Growing up in a rural all white community, Black History Month was a great excuse to highlight a few of the black experts in whatever class I was in, but that was about the extent of my exposure to topics like the Civil Rights movement and other black heroes. A few teachers took the time to try to chip away at the racial bias in our society, but my understanding of Black History didn’t really take off until college.
During these formative years, I no longer simply studied a few black heroes in books, but God brought black brothers and sisters into my life. Slowly black history was no longer a topic I read about, but people I cared about. Each of my friends had stories of both racial bias and outright racism. I shudder at my naivety and insensitivity back then, but my friends were gracious to my many questions. And as my university presented opportunities to learn and grow, I took them as God slowly opened my eyes to a layer in our societal framework that I had never seen before.
Since then, I have attended conferences on multiculturalism and diversity and have become an avid reader on the topic. I’ve been a part of a church that pursued diversifying its staff and congregation in order to better reflect the community it was in. And our family has become an interracial family through the blessing of transracial adoption. With that said, I am not an expert on Black History Month.
No, I am simply a learner.
But with racial tensions high, I am encouraged that many in the white American church are starting to have these difficult conversations that our black brothers and sisters have been having for a long time.
As a result of our family’s make-up and my own journey of learning, I frequently get questions from white friends wondering, “Where do I start the learning process?” I love that I am seeing God move in white communities and that He is opening the eyes and hearts of so many. There is still so much work to be done, but God is moving.
My first recommendation to friends just starting these conversations is to listen to black voices.
One thing I always recommend is listening to minority voices. For some of us, listening to minority voices can be more difficult than others. Some live in all white communities with little proximity to black communities. Others of us can become pretty defensive when it comes to the sins of racism and racial bias. Neither of these two excuses justify our lack of engagement in celebrating Black History Month or becoming knowledgeable in the systems of oppression that still plague black communities in our country.
As a result, my first recommendation to friends just starting these conversations is to listen to black voices through books and resources as they can open our eyes to a world we might not be able to see on our own.
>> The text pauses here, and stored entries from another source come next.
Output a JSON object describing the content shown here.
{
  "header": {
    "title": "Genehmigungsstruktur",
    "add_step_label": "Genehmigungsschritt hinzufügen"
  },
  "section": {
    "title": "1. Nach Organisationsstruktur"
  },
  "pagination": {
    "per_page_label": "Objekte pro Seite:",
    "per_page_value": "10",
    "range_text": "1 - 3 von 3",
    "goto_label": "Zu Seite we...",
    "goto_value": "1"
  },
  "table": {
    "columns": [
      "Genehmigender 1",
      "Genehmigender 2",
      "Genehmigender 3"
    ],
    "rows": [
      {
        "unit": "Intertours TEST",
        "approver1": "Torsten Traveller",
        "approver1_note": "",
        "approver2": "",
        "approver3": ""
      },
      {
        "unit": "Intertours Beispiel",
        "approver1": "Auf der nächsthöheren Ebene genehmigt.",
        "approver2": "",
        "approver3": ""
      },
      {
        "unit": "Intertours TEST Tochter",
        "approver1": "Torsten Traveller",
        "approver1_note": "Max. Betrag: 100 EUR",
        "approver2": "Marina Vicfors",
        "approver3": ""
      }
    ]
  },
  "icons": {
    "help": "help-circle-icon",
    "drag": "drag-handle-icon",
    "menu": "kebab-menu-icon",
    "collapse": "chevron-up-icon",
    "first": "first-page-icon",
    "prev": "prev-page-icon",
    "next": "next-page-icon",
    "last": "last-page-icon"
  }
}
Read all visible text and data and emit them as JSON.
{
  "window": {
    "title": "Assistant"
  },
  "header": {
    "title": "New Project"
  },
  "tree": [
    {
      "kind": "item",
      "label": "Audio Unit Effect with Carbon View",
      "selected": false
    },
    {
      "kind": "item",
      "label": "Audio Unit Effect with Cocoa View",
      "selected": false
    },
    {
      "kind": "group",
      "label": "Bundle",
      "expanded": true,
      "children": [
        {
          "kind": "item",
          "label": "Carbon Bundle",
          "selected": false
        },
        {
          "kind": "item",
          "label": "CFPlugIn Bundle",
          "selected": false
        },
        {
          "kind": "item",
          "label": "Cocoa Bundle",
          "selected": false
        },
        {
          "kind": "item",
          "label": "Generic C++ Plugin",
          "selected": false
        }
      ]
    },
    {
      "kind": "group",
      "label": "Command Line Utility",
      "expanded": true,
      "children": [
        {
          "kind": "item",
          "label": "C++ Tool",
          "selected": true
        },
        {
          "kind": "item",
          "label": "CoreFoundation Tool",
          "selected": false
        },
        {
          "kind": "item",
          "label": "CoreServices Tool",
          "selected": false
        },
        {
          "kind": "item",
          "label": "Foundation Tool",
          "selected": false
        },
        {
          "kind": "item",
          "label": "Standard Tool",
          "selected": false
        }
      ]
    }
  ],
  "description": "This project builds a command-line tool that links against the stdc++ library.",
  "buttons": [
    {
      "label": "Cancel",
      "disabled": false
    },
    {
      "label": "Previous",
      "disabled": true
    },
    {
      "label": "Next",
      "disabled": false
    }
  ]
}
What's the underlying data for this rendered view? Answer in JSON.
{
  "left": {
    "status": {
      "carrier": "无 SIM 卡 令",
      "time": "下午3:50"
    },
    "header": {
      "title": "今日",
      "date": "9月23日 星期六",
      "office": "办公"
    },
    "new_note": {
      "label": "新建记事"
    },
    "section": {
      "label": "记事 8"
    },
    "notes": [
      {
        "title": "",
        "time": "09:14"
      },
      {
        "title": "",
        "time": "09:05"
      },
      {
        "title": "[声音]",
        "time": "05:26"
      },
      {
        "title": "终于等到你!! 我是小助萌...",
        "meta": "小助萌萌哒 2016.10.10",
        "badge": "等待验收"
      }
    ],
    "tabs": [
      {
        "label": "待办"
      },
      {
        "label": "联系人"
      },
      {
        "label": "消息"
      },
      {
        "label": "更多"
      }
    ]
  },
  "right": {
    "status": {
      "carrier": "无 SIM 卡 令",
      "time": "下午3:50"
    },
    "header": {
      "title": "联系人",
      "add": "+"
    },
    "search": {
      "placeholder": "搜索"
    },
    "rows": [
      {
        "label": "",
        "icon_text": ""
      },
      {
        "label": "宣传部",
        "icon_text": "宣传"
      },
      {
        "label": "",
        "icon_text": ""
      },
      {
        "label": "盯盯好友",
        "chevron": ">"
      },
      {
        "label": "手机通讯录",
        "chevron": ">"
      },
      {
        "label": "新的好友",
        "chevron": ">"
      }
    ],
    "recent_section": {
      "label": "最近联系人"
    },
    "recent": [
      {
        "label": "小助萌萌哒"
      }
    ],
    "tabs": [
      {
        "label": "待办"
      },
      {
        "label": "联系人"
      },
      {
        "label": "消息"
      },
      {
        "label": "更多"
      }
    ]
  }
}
To be clear, books and resources aren’t the end goal. But they can be the catalyst for further work and reflection and for expanding our social circles.
With that said here are few books and resources that I’ve found helpful:
- The Hate U Give by Angie Thomas
This piece of fiction tells the story of a police shooting. But one of the things I love about this book is that Thomas doesn’t paint all police badly, and she shares a variety of viewpoints. (Be forewarned that this book does includes some harsh language.)
- Just Mercy by Bryan Stevenson
If you are going to buy only one book off of this list, this is the one I’d recommend starting with. It is a fantastic read and a powerful story.
- The New Jim Crow by Michelle Alexander and Why Are All The Black Kids Sitting Together in the Cafeteria by Beverly Daniel Tatum
These books explain so much about our history and what current societal norms contribute to the racial divide.
- Letters to a Birmingham Jail: A Response to the Words and Dreams of Dr. Martin Luther King, Jr edited by Bryan Loritts
This collection of essays in response to King’s famous letter penned in prison was edited by Bryan Loritts, a pastor I highly respect.
- In Their Voices by Rhonda M. Roorda
This book is a part of an adoption series that discusses transracial adoption. I’m just starting this one because it’s important for me, a white Mom to a black son, to listen to the stories of those who have done this already.
- I’m Still Here: Black Dignity in a World Made for Whiteness by Austin Channing Brown
This book that has not yet been released, but I’ve already pre-ordered. I have appreciated the author’s voice in other mediums.
- Little Leaders: Bold Women in Black History by Vashti Harrison
- God’s Very Good Idea by Trillia Newbell
- When God Made You by Matthew Paul Turner
- Who Was series by Who HQ (this link will take you to Harriet Tubman, but they also have Rosa Parks, MLK Jr., and other Historical figures)
Podcasts and Sermons
- Truth’s Table: A Podcast by Black Women for Black Women
Even though this podcast is not designed for white people, I think there is so much we can learn from listening in on these conversations. These are smart, Jesus-loving women with fire in their bones to see Jesus’s name made great.
- Sermons by Thabiti Anyabwile at Anacostia River Church
As believers, we believe that the church is God’s “plan A” for bringing about reconciliation to our society until He returns. White brothers and sisters, we must repent of our silence and lack of participation in racial reconciliation and restoration within the body of Christ. My prayer is that this list is not a substitute for being in community with people, but a starting point for beginning conversations.
May God open our eyes to see, ears to hear and our minds to learn this Black History Month.